Tutta la tradizione liberale è contro lo Stato.
La letteratura liberale è tutta una polemica contro lo Stato. La storia politica del capitalismo è caratterizzata da una continua e furiosa lotta tra il cittadino e lo Stato. Il Parlamento è l'organo di questa lotta; e il Parlamento tende appunto ad assorbire tutte le funzioni dello Stato, cioè a sopprimerlo, svuotandolo di ogni potere effettivo poiché la legislazione popolare è rivolta a liberare gli enti locali e gli individui da ogni servitù e controllo del potere centrale.
Questa azione liberale rientra nell'attività generale del capitalismo rivolto ad assicurarsi più solide e garantite condizioni di concorrenza: La concorrenza è la nemica piú acerrima dello Stato.
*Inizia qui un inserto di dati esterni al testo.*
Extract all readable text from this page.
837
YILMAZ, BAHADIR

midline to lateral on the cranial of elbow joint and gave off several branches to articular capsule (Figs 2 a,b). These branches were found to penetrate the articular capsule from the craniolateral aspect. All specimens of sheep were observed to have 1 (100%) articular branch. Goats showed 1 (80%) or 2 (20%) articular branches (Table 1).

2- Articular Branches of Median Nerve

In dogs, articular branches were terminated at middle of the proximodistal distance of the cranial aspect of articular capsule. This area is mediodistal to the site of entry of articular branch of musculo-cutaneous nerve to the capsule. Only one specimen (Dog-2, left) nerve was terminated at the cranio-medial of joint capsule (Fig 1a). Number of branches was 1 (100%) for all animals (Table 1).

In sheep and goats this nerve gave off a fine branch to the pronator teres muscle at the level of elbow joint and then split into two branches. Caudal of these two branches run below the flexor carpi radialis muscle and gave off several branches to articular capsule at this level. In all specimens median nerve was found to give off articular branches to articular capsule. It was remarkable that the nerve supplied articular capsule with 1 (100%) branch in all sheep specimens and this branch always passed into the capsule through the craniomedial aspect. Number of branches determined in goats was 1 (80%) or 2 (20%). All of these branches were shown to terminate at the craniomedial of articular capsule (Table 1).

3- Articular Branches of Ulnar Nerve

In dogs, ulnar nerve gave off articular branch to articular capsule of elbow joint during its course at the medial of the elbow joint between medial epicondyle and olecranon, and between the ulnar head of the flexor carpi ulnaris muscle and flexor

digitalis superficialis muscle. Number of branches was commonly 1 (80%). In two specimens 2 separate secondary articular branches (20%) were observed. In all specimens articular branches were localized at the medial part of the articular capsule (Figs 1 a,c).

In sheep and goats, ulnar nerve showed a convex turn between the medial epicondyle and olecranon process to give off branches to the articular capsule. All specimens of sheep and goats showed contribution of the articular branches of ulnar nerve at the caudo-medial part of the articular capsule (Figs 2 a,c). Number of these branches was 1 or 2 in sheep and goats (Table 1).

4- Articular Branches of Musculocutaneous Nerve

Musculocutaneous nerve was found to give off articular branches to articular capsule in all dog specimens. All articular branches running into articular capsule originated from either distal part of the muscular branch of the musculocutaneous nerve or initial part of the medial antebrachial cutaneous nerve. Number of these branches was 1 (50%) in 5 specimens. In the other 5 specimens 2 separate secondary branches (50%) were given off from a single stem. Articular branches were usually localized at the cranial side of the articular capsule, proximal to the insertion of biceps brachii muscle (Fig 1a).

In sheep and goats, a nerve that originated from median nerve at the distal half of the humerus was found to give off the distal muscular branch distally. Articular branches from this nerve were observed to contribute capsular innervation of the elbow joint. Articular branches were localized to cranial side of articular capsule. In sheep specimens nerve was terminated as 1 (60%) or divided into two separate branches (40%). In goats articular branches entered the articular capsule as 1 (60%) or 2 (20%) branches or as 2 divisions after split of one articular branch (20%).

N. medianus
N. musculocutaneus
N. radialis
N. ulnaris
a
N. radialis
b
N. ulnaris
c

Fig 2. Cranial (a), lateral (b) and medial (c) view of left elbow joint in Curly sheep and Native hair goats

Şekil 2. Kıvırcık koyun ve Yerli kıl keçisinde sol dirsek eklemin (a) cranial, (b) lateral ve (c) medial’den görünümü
La stessa idea dell'Internazionale è d'origine liberale; Marx la assunse dalla scuola di Cobden e dalla propaganda per il libero scambio, ma criticamente. I liberali sono impotenti a realizzare la pace e l'Internazionale, perché la proprietà privata e nazionale genera scissioni, confini, guerre, Stati nazionali in conflitto permanente tra di loro.